Grâce à son plan de marquage précis et évolutif remarquablement restitué par l'interface de son fournisseur de solution web analytics, le chargé d'études pourra régulièrement prendre connaissance de la performance des objets ainsi trackés. Il notera peut-être l'exceptionnelle capacité de tel ou tel formulaire à générer des leads...
 
Sera-t-il pour autant à même de mesurer le taux de conversion de ces leads par la force de vente ?
 
C'est clair, dès lors que l'entreprise distribue en multi-canal ou intervient en BtoB, que le périmètre des solutions de web analytics est dépassé. En d'autres termes, Google Analytics ne fait pas le café (so far...).
 
Une réflexion de fond sur l'urbanisation du système d'information décisionnel est dès lors nécessaire.
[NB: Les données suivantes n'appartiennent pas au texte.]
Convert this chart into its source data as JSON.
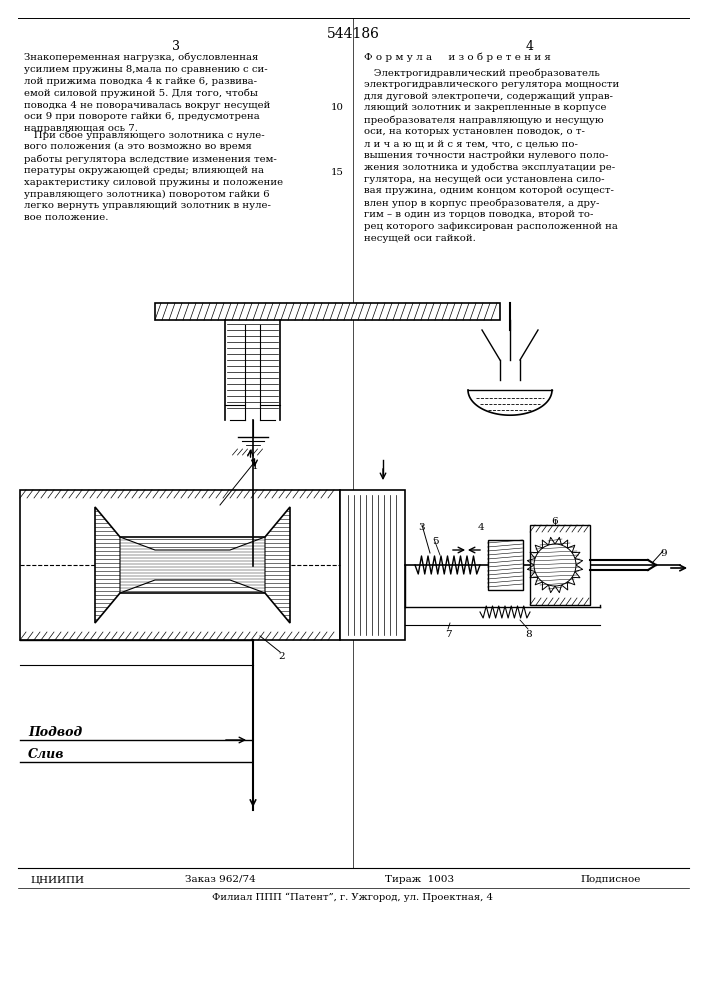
{
  "title": "544186",
  "page_left": "3",
  "page_right": "4",
  "col_right_heading": "Ф о р м у л а     и з о б р е т е н и я",
  "footer_org": "ЦНИИПИ",
  "footer_order": "Заказ 962/74",
  "footer_print": "Тираж  1003",
  "footer_type": "Подписное",
  "footer_address": "Филиал ППП “Патент”, г. Ужгород, ул. Проектная, 4",
  "label_podvod": "Подвод",
  "label_sliv": "Слив",
  "bg_color": "#ffffff",
  "text_color": "#000000"
}
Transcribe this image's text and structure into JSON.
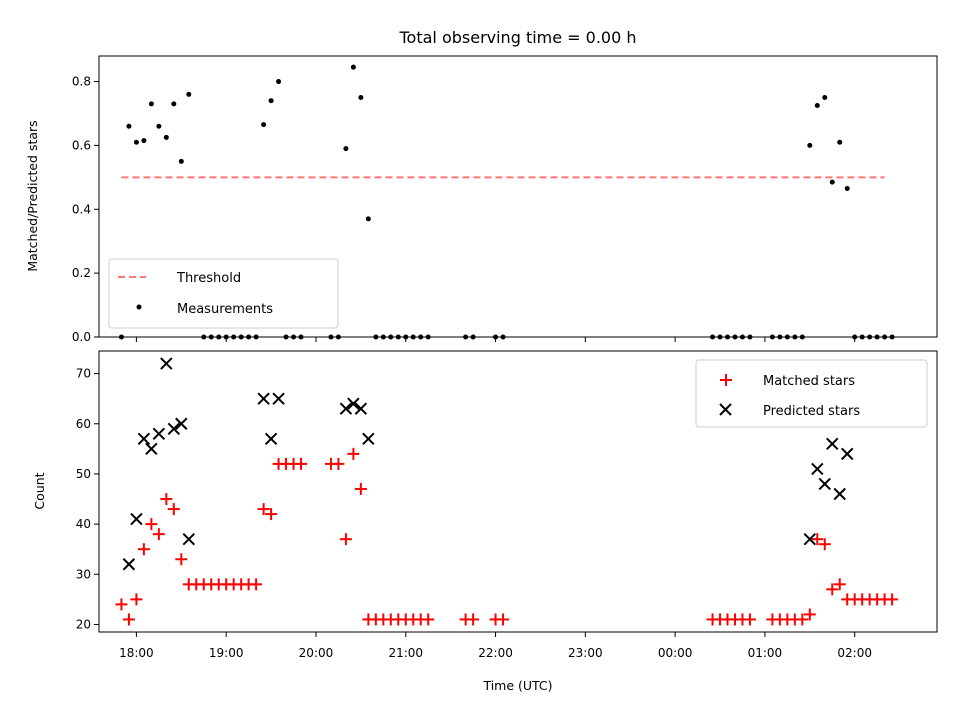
{
  "chart_data": [
    {
      "type": "scatter",
      "title": "Total observing time = 0.00 h",
      "xlabel": "",
      "ylabel": "Matched/Predicted stars",
      "xlim": [
        "17:35",
        "02:55"
      ],
      "ylim": [
        0,
        0.88
      ],
      "yticks": [
        "0.0",
        "0.2",
        "0.4",
        "0.6",
        "0.8"
      ],
      "threshold": {
        "name": "Threshold",
        "value": 0.5,
        "x_range": [
          "17:50",
          "02:20"
        ],
        "color": "#ff7777"
      },
      "series": [
        {
          "name": "Measurements",
          "color": "#000000",
          "points": [
            [
              "17:50",
              0.0
            ],
            [
              "17:55",
              0.66
            ],
            [
              "18:00",
              0.61
            ],
            [
              "18:05",
              0.615
            ],
            [
              "18:10",
              0.73
            ],
            [
              "18:15",
              0.66
            ],
            [
              "18:20",
              0.625
            ],
            [
              "18:25",
              0.73
            ],
            [
              "18:30",
              0.55
            ],
            [
              "18:35",
              0.76
            ],
            [
              "18:45",
              0.0
            ],
            [
              "18:50",
              0.0
            ],
            [
              "18:55",
              0.0
            ],
            [
              "19:00",
              0.0
            ],
            [
              "19:05",
              0.0
            ],
            [
              "19:10",
              0.0
            ],
            [
              "19:15",
              0.0
            ],
            [
              "19:20",
              0.0
            ],
            [
              "19:25",
              0.665
            ],
            [
              "19:30",
              0.74
            ],
            [
              "19:35",
              0.8
            ],
            [
              "19:40",
              0.0
            ],
            [
              "19:45",
              0.0
            ],
            [
              "19:50",
              0.0
            ],
            [
              "20:10",
              0.0
            ],
            [
              "20:15",
              0.0
            ],
            [
              "20:20",
              0.59
            ],
            [
              "20:25",
              0.845
            ],
            [
              "20:30",
              0.75
            ],
            [
              "20:35",
              0.37
            ],
            [
              "20:40",
              0.0
            ],
            [
              "20:45",
              0.0
            ],
            [
              "20:50",
              0.0
            ],
            [
              "20:55",
              0.0
            ],
            [
              "21:00",
              0.0
            ],
            [
              "21:05",
              0.0
            ],
            [
              "21:10",
              0.0
            ],
            [
              "21:15",
              0.0
            ],
            [
              "21:40",
              0.0
            ],
            [
              "21:45",
              0.0
            ],
            [
              "22:00",
              0.0
            ],
            [
              "22:05",
              0.0
            ],
            [
              "00:25",
              0.0
            ],
            [
              "00:30",
              0.0
            ],
            [
              "00:35",
              0.0
            ],
            [
              "00:40",
              0.0
            ],
            [
              "00:45",
              0.0
            ],
            [
              "00:50",
              0.0
            ],
            [
              "01:05",
              0.0
            ],
            [
              "01:10",
              0.0
            ],
            [
              "01:15",
              0.0
            ],
            [
              "01:20",
              0.0
            ],
            [
              "01:25",
              0.0
            ],
            [
              "01:30",
              0.6
            ],
            [
              "01:35",
              0.725
            ],
            [
              "01:40",
              0.75
            ],
            [
              "01:45",
              0.485
            ],
            [
              "01:50",
              0.61
            ],
            [
              "01:55",
              0.465
            ],
            [
              "02:00",
              0.0
            ],
            [
              "02:05",
              0.0
            ],
            [
              "02:10",
              0.0
            ],
            [
              "02:15",
              0.0
            ],
            [
              "02:20",
              0.0
            ],
            [
              "02:25",
              0.0
            ]
          ]
        }
      ],
      "legend": [
        "Threshold",
        "Measurements"
      ],
      "legend_position": "lower-left"
    },
    {
      "type": "scatter",
      "title": "",
      "xlabel": "Time (UTC)",
      "ylabel": "Count",
      "xlim": [
        "17:35",
        "02:55"
      ],
      "ylim": [
        18.5,
        74.5
      ],
      "yticks": [
        "20",
        "30",
        "40",
        "50",
        "60",
        "70"
      ],
      "xticks": [
        "18:00",
        "19:00",
        "20:00",
        "21:00",
        "22:00",
        "23:00",
        "00:00",
        "01:00",
        "02:00"
      ],
      "series": [
        {
          "name": "Matched stars",
          "color": "#ff0000",
          "marker": "+",
          "points": [
            [
              "17:50",
              24
            ],
            [
              "17:55",
              21
            ],
            [
              "18:00",
              25
            ],
            [
              "18:05",
              35
            ],
            [
              "18:10",
              40
            ],
            [
              "18:15",
              38
            ],
            [
              "18:20",
              45
            ],
            [
              "18:25",
              43
            ],
            [
              "18:30",
              33
            ],
            [
              "18:35",
              28
            ],
            [
              "18:40",
              28
            ],
            [
              "18:45",
              28
            ],
            [
              "18:50",
              28
            ],
            [
              "18:55",
              28
            ],
            [
              "19:00",
              28
            ],
            [
              "19:05",
              28
            ],
            [
              "19:10",
              28
            ],
            [
              "19:15",
              28
            ],
            [
              "19:20",
              28
            ],
            [
              "19:25",
              43
            ],
            [
              "19:30",
              42
            ],
            [
              "19:35",
              52
            ],
            [
              "19:40",
              52
            ],
            [
              "19:45",
              52
            ],
            [
              "19:50",
              52
            ],
            [
              "20:10",
              52
            ],
            [
              "20:15",
              52
            ],
            [
              "20:20",
              37
            ],
            [
              "20:25",
              54
            ],
            [
              "20:30",
              47
            ],
            [
              "20:35",
              21
            ],
            [
              "20:40",
              21
            ],
            [
              "20:45",
              21
            ],
            [
              "20:50",
              21
            ],
            [
              "20:55",
              21
            ],
            [
              "21:00",
              21
            ],
            [
              "21:05",
              21
            ],
            [
              "21:10",
              21
            ],
            [
              "21:15",
              21
            ],
            [
              "21:40",
              21
            ],
            [
              "21:45",
              21
            ],
            [
              "22:00",
              21
            ],
            [
              "22:05",
              21
            ],
            [
              "00:25",
              21
            ],
            [
              "00:30",
              21
            ],
            [
              "00:35",
              21
            ],
            [
              "00:40",
              21
            ],
            [
              "00:45",
              21
            ],
            [
              "00:50",
              21
            ],
            [
              "01:05",
              21
            ],
            [
              "01:10",
              21
            ],
            [
              "01:15",
              21
            ],
            [
              "01:20",
              21
            ],
            [
              "01:25",
              21
            ],
            [
              "01:30",
              22
            ],
            [
              "01:35",
              37
            ],
            [
              "01:40",
              36
            ],
            [
              "01:45",
              27
            ],
            [
              "01:50",
              28
            ],
            [
              "01:55",
              25
            ],
            [
              "02:00",
              25
            ],
            [
              "02:05",
              25
            ],
            [
              "02:10",
              25
            ],
            [
              "02:15",
              25
            ],
            [
              "02:20",
              25
            ],
            [
              "02:25",
              25
            ]
          ]
        },
        {
          "name": "Predicted stars",
          "color": "#000000",
          "marker": "x",
          "points": [
            [
              "17:55",
              32
            ],
            [
              "18:00",
              41
            ],
            [
              "18:05",
              57
            ],
            [
              "18:10",
              55
            ],
            [
              "18:15",
              58
            ],
            [
              "18:20",
              72
            ],
            [
              "18:25",
              59
            ],
            [
              "18:30",
              60
            ],
            [
              "18:35",
              37
            ],
            [
              "19:25",
              65
            ],
            [
              "19:30",
              57
            ],
            [
              "19:35",
              65
            ],
            [
              "20:20",
              63
            ],
            [
              "20:25",
              64
            ],
            [
              "20:30",
              63
            ],
            [
              "20:35",
              57
            ],
            [
              "01:30",
              37
            ],
            [
              "01:35",
              51
            ],
            [
              "01:40",
              48
            ],
            [
              "01:45",
              56
            ],
            [
              "01:50",
              46
            ],
            [
              "01:55",
              54
            ]
          ]
        }
      ],
      "legend": [
        "Matched stars",
        "Predicted stars"
      ],
      "legend_position": "upper-right"
    }
  ]
}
L'objectif consiste, en effet, à fédérer les informations de navigation, les données d'activité commerciale et de facturation afin de permettre la mesure globale de la performance.
 
Certains éditeurs leaders de solutions web analytics l'ont bien compris qui proposent la fourniture de fichiers de logs parsés par leurs soins, structurés au sein d'une base de données relationnelle.
 
Pour réussir ce savant assemblage de données, une bonne pratique consiste à adopter une logique "best-of-breed" consistant à attribuer à chaque brique décisionnelle retenue le périmètre fonctionnel qu'elle maîtrise.
 
La mise en place du système peut s'effectuer par vagues successives, les projets décisionnels étant, par nature, itératifs.
 
De la mesure de la performance à sa prédiction
 
Dépassées, les solutions de web analytics le sont également lorsque l'on souhaite passer d'une démarche descriptive à une approche prédictive.
 
Pour restituer les KPI's d'un site, les serveurs des prestataires en web analytics sauvegardent des tera-octets de données de logs. Leurs interfaces restituent des données plus ou moins agrégées, suffisantes pour apprécier l'évolution du trafic d'un site. Certes, la plupart des solutions proposent une fonction de "segmentation" des internautes qui autorise une lecture plus fine des comportements de navigation.
 
Quoi qu'il en soit, il s'agit clairement de statistiques descriptives.
 
Or, ces tera-octets de données recèlent de la connaissance et les techniques traditionnelles de datamining (scores d'appétences, RFM, CLTV,...) sont bien évidemment applicables au web. Encore faut-il que le chargé d'études ait accès aux données détaillées.
 
Il n'y a donc qu'un pas - conceptuel - de la mesure de la performance à sa prédiction. Le franchir exige à tout le moins une architecture décisionnelle adaptée.